Talk of Cutting Back Dog Park Hours Draws Howls | Off Message

Talk of Cutting Back Dog Park Hours Draws Howls


The crowd at the parks commission meeting - MOLLY WALSH
  • Molly Walsh
  • The crowd at the parks commission meeting
An overflow crowd of dog lovers unleashed their opposition to reducing the size of the Starr Farm Dog Park and its hours during a Burlington Parks Commission meeting Tuesday night.

More than 50 people crammed into a room at the Burlington Department of Public Works to oppose possible changes at the popular New North End dog park. Some park neighbors have complained it is too noisy and busy, straining the facility and a small parking lot. Speakers disagreed, and most also opposed the idea of charging fees to use the park — especially for Burlington residents.

"I think it would ruin the park and it would really piss people off," Maureen Schakey of Burlington said just after the meeting, reiterating comments she made during the session. She added: "If you have a kid you don't have to pay to go to the playground. What's the difference?"
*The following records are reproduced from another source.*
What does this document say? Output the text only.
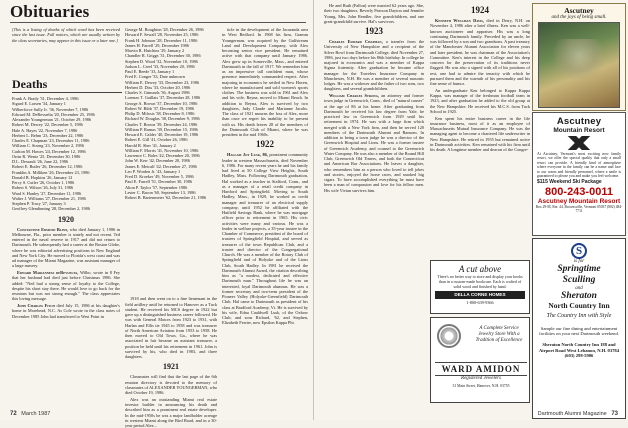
Obituaries

[This is a listing of deaths of which word has been received since the last issue. Full notices, which are usually written by the class secretaries, may appear in this issue or a later one.]

Deaths
Frank A. Brady '31, December 4, 1986
Sigurd E. Larsen '34, January 1
Wilberforce Sully Jr. '36, November 7, 1986
Edward M. DeRevuelta '20, December 25, 1986
Alexander Youngerman '21, October 29, 1986
Robert M. Dewey '22, December 5, 1986
Hale A. Hayes '22, November 7, 1986
Herbert L. Behm '23, December 22, 1986
Charles E. Chapman '23, December 11, 1986
William C. Strong '23, November 2, 1986
Carlton M. Hawes '24, December 12, 1986
Orrin R. Wentz '25, December 30, 1986
D.L. Dessault '26, June 22, 1986
Robert E. Butler '26, December 12, 1986
Franklin A. Milliken '26, December 23, 1986
Donald B. Hopkins '26, January 12
Percy S. Cutler '26, October 1, 1986
Robert S. Wilson '26, July 31, 1986
Ward S. Hanley '27, December 11, 1986
Walter J. Williams '27, December 21, 1986
Stephen P. Tracy '27, January 3
Geoffrey Glendinning '28, December 2, 1986
1920

Constantine Edmund Blinn, who died January 1, 1986 in Melbourne, Fla., prior member is stately and not recent. Ted entered in the naval reserve in 1917 and did not return to Dartmouth. He subsequently had a career at the Boston Globe, where he was editorial advertising positions in New England and New York City. He moved to Florida's west coast and was ad manager of the Miami Magazine, was assistant manager of a large nursery.

Edward Marianness deRevuelta, Wilbo, wrote in 8 Fey that her husband had died just before Christmas 1986. She added: "Ned had a strong sense of loyalty to the College, despite his short stay there. He would love to go back for the reunions but was not strong enough." The class appreciates this loving message.

John Charles Fitch died July 15, 1986 at his daughter's home in Morehead, N.C. As Cole wrote in the class notes of December 1985 John had transferred to West Point in

George M. Boughton '28, December 26, 1986
Howard F. Sewall '28, November 25, 1986
Frank H. Johnson '28, December 11, 1986
James H. Farrell '29, December 1986
Marvin R. Hutchins '29, January 2
Chandler R. Griggs '31, December 30, 1986
Stephen D. Wood '32, November 10, 1986
Judson L. Creel '33, November 20, 1986
Paul E. Beede '33, January 1
Fred E. Conger '33, Date unknown
William E. Dewey '33, December 23, 1986
Herbert D. Diss '33, October 20, 1986
Charles S. Gimunds '36, August 1986
Lorenzo T. Gaillais '37, December 28, 1986
George A. Brown '37, December 10, 1986
Robert W. Bibb '37, December 19, 1986
Philip D. Milosis '38, December 8, 1986
Richard W. Douglas '38, December 9, 1986
Charles T. Brown '39, December 24, 1986
William P. Ramas '39, December 15, 1986
Howard E. Calder '40, December 19, 1986
Robert E. Gill '41, October 26, 1986
Harold R. Sher '41, January 2
William F. Morris '41, November 10, 1986
Lawrence C. Bales '42, December 20, 1986
John W. Kerr '42, December 20, 1986
James E. Metcalf '42, December 27, 1986
Leo P. Worden Jr. '43, January 1
Fred D. Kroeker '49, November 5, 1986
Paul E. Farrell '51, December 30, 1986
Alton P. Taylor '57, September 1986
Lester C. Bacon '60, September 13, 1986
Robert B. Bartenmeier '62, December 21, 1986

1918 and then went on to a fine lieutenant in the field artillery until he returned to Hanover as a Tuck student. He received his MCS degree in 1922 but gave up a distinguished business career followed. He was with General Motors from 1923 to 1931, with Harlan and Ellis tie 1945 to 1958 and was treasurer of North American Aviation from 1953 to 1958. He then moved to Old Town, Ga., where he was associated in fair became an assistant treasurer, a position he held until his retirement in 1961. John is survived by his, who died in 1983, and three daughters.

1921

Classmates will find that the last page of the 6th reunion directory is devoted to the memory of classmates of ALEXANDER YOUNGERMAN, who died October 19, 1986.

Alex was an outstanding Miami real estate investor builder in announcing his death and described him as a prominent real estate developer. In the mid-1950s he was a major landholder acreage in western Miami along the Bird Road, and in a 30-year period Alex...

ticle in the development of the Jacaranda area in West Bedford. In 1968 his firm, Gramm Youngerman, was acquired by the Gulfstream Land and Development Company, with Alex becoming senior vice president. He remained active with that company until January 1986. Alex grew up in Somerville, Mass., and entered Dartmouth in the fall of 1917. We remember him as an impressive tall confident man, whose presence immediately commanded respect. After majoring in economics he settled in New Haven, where he manufactured and sold women's sports clothes. The business was sold in 1961 and Alex and his wife, Reyna, moved to Miami Beach. In addition to Reyna, Alex is survived by two daughters, Judy Claude and Marianne Jacobs. The class of 1921 mourns the loss of Alex, more than once we regret his inability to be present with us. His death leaves 28 of the members of the Dartmouth Club of Miami, where he was president in the mid 1960s.

1922

Hallam Joy Lusk, 86, prominent community leader in western Massachusetts, died November 6, 1986. For many recent years he and his family had lived at 50 College View Heights, South Hadley, Mass. Following Dartmouth graduation, Hal worked as a teacher in Stafford, Conn., and as a manager of a retail credit company in Hartford and Springfield. Moving to South Hadley, Mass., in 1929, he worked as credit manager and treasurer of an electrical supply company, until 1952 he affiliated with the Hatfield Savings Bank, where he was mortgage officer prior to retirement in 1965. His civic activities were many and various. He was a leader in welfare projects, a 35-year trustee in the Chamber of Commerce, president of the board of trustees of Springfield Hospital, and served as treasurer of the town Republican Club, and a trustee and director of the Congregational Church. He was a member of the Rotary Club of Springfield and of Holyoke and of the Lions Club, South Hadley. In 1981 he received the Dartmouth Alumni Award, the citation describing him as "a modest, dedicated and effective Dartmouth man." Throughout life he was an interested, loyal Dartmouth alumnus. He was a former secretary and two-term president of the Pioneer Valley (Holyoke-Greenfield) Dartmouth Club. Hal came to Dartmouth as president of his class at Bradford Academy, Vt. He is survived by his wife, Edna Cauldwell Lusk, of the Oxbow Club; and sons Richard, '62, and Stephen, Elizabeth Ferrier, now Epsilon Kappa Phi.

72 March 1987

He and Ruth (Fallon) were married 62 years ago. She, their two daughters, Beverly Pearson Dayton and Jennifer Young, Mrs. John Rendler, five grandchildren, and one great-grandchild survive. Hal's survivors.

1923

Charles Edward Chapman, a transfer from the University of New Hampshire and a recipient of the Silver Bowl from Dartmouth College, died November 27, 1986, just two days before his 86th birthday. In college he majored in economics and was a member of Kappa Sigma fraternity. After graduation he became office manager for the Travelers Insurance Company in Manchester, N.H. He was a member of several masonic lodges. He was a widower and the father of two sons, two daughters, and several grandchildren.

William Charles Strong, an attorney and former town judge in Greenwich, Conn., died of "natural causes" at the age of 86 at his home. After graduating from Dartmouth he received his law degree from Yale, he practiced law in Greenwich from 1929 until his retirement in 1974. He was with a large firm which merged with a New York firm, and then he served 120 members of the Dartmouth Alumni and Ransom. In addition to being a town judge he was a director of the Greenwich Hospital and Lions. He was a former trustee of Greenwich Academy, and counsel to the Greenwich Water Company. He was also a member of the Round Hill Club, Greenwich Old Timers, and both the Connecticut and American Bar Associations. He leaves a daughter, who remembers him as a person who loved to tell jokes and stories, enjoyed the horse races, and smoked big cigars. To have accomplished everything he must have been a man of compassion and love for his fellow men. His wife Vivian survives him.

1924

Kenneth Wellman Davis, died in Derry, N.H. on November 4, 1986 after a brief illness. Ken was a well-known auctioneer and appraiser. His was a long continuing Dartmouth family. Preceded by an uncle, he was followed by a son and two grandsons. A past treasury of the Manchester Alumni Association for eleven years and later president, he was chairman of the Association's Committee. Ken's interest in the College and his deep concern for the preservation of its traditions never flagged. He was also a signed with all of his positions of rest, one had to admire the tenacity with which he pursued them and the warmth of his personality and his fine sense of humor.

An undergraduate Ken belonged to Kappa Kappa Kappa, was manager of the freshman football team in 1923, and after graduation he added to the old group at the New Hampshire. He received his M.C.S. from Tuck School in 1925.

Ken spent his entire business career in the life insurance business, most of it as an employee of Massachusetts Mutual Insurance Company. He was the managing agent to become a chartered life underwriter in New Hampshire. He retired in 1955 but remained active in Dartmouth activities. Ken remained with his firm until his death. A longtime member and deacon of the Congre-

A cut above
There's no better way to store and display your books than in a custom-made bookcase. Each is crafted of solid wood and finished by hand.
DELLA CORNE HOMES
1-800-639-9366
A Complete Service Jewelry Store With a Tradition of Excellence
WARD AMIDON
Registered Jewelers
31 Main Street, Hanover, N.H. 03755
Ascutney
and the joys of being small.
Ascutney
Mountain Resort
At Ascutney, Vermont's most exciting new family resort, we offer the special quality that only a small resort can provide. A friendly kind of atmosphere where everyone in the family can be a name and face to our warm and friendly personnel, where a smile is guaranteed to please you and make you feel welcome.
$115 Weekend Ski Package
800-243-0011
Ascutney Mountain Resort
Box 29-M, Rte. 44, Brownsville, Vermont 05037 (802) 484-7711
S
is for
Springtime
Sculling
and
Sheraton
North Country Inn
The Country Inn with Style
Sample our fine dining and entertainment facilities on your next Dartmouth weekend.
Sheraton North Country Inn 188 and Airport Road West Lebanon, N.H. 03784 (603) 298-5906
Dartmouth Alumni Magazine 73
Catherine Foley said that she hears children at C.P.Smith School saying the Pledge of Allegiance and shouting on the playground from inside her house. "I don't call the city to complain, because our kids need education," she said. Dog park neighbors shouldn't complain either, Foley said.  And dogs need exercise, she said, adding, "The Starr Farm Dog Park is a jewel in the Burlington Park system." 

More than a dozen people, all fans of the park, spoke during the public comments period. No park critics spoke out. City Councilor Dave Hartnett (I-North District), who has called for changes on behalf of neighbors concerned about the park, was not at the meeting.

The ideas are preliminary, and no action was taken Tuesday. 

Nancy Kaplan, chair of the commission, thanked the crowd for coming and speaking their minds. "No one's closing Starr Farm," she said. "What our intention has been all along is to figure out the balance." 

Parks and rec director Jesse Bridges also thanked the group for coming. Last month, he told Seven Days that reducing the park's size was an option. But he seemed to back away from that Tuesday, emphasizing other possible measures. Those include user fees and the creation of off-leash times at other city parks to take the pressure off Starr Farm, which is one of two dog parks in the city.  

Commission member Carolyn Hanson expressed concern about making the park smaller. "That wouldn't be the first thing I would do," she said.

Bridges emphasized the preliminary nature of the ideas. "We're not recommending any action," he said. "We're putting these ideas out on the table, formally."